Rapid Variable B Subdwarf Stars



A subdwarf B star is a blue-hot star smaller than the Sun. A few of these crazy stars pulse in brightness as fast as every 90 seconds! Waves of ionizing iron pulse through their thin surface atmosphere.

What’s up with these weird stars?



Sometimes a red giant loses most of its outer hydrogen… nobody is sure why… leaving just a thin layer of hydrogen over its helium core. We get a star with at most 1/4 the diameter of the Sun, but really hot.

It’s the blue-hot heart of a red giant, stripped bare.

Iron and other metals in the star’s thin hydrogen atmosphere can lose and regain their outer electrons. When these electrons are gone, the metals are ‘ionized’ and they absorb more light. This pushes them further out. Then they cool, become less ionized, absorb less light, and fall back down. This heats them up, so they become more ionized and the cycle begins again.

This happens in standing waves, which follow spherical harmonic patterns. You may have seen spherical harmonics in chemistry, where they describe electron orbitals. The same math is being applied here to a whole star! Now it’s not the electron’s wavefunction that’s pulsing in a spherical harmonic: it’s metals in the atmosphere of a star.



When the star is rotating, spherical harmonics that would otherwise vibrate at the same frequency do so at different frequencies. So, just by looking at the pulsing of light from a distant subdwarf B star, you can learn how fast it’s rotating!

I got the gif of a pulsing star from here:

White Dwarf Research Corporation.

Pulsating white dwarf stars also oscillate in spherical harmonic patterns, and this website shows how they look.

The figure showing frequency lines is from this cool paper:

• Stephane Charpinet, Noemi Giammichele, Weikai Zong, Valérie Van Grootel, Pierre Brassard and Gilles Fontaine, Rotation in sdB stars as revealed by stellar oscillations, Open Astronomy 27 (2017), 112–119.



This paper says “a κ-mechanism triggered by an accumulation of heavy elements (in particular iron) in the stellar envelope caused by radiative levitation is driving the oscillation.”

So, what’s the κ-mechanism and radiative levitation?

The κ-mechanism causes oscillations when a layer of a star’s atmosphere gets more opaque at higher temperatures. For example, when heavy metals near the surface of the atmosphere get hot they can ionize, and thus absorb more radiation. When the layer of ions falls in it gets hotter, more opaque, blocks more escaping heat, and the star’s pressure goes up… pushing the layer out. But when the layer shoots out it gets cooler, less opaque, blocks less escaping heat, and the pressure drops again. So we can get oscillations!

Radiative levitation can drive heavy metals to the surface of a star. They absorb light, and the light literally pushes them up.
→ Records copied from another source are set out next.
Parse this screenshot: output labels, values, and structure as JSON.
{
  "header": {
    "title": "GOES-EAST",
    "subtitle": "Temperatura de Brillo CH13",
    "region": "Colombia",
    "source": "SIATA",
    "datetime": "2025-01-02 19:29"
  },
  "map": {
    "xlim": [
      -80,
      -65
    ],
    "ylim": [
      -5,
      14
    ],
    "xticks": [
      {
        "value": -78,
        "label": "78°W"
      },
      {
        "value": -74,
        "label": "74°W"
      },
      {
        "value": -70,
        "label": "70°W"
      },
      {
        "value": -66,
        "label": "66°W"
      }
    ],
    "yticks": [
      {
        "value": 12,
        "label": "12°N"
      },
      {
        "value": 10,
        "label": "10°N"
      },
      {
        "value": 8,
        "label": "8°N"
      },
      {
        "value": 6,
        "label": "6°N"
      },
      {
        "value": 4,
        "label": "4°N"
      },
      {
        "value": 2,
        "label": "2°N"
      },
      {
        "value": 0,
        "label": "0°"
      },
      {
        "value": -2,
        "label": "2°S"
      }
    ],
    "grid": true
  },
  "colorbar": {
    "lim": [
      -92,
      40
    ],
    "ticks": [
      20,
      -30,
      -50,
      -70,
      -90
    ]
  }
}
This can make
these metals thousands of times more common than you’d expect near the surface.

There’s more that can happen with subdwarf B stars, and you can learn about it here:

• Wikipedia, Subdwarf B stars.

For example, they can simultaneously oscillate in two ways, at two separate rates!

One Response to Rapid Variable B Subdwarf Stars

  1. Sir Light says:

    Very fascinating stuff! I’ve been looking at a citizen science project from ASAS-SN (https://www.zooniverse.org/projects/tharinduj/citizen-asas-sn) which aims at finding more variable stars by collecting light from a star during 5+ years and then presenting the resulting light curve folded with calculated most likely period.

    I wonder if this type of variability can be detected by using only the light curve, or you need additional details like mass or spectrum to distinguish sdB from other pulsating variables like RR Lyrae or cepheids, which from the looks of it are pulsing because of the k-mechanism of helium ions, not iron.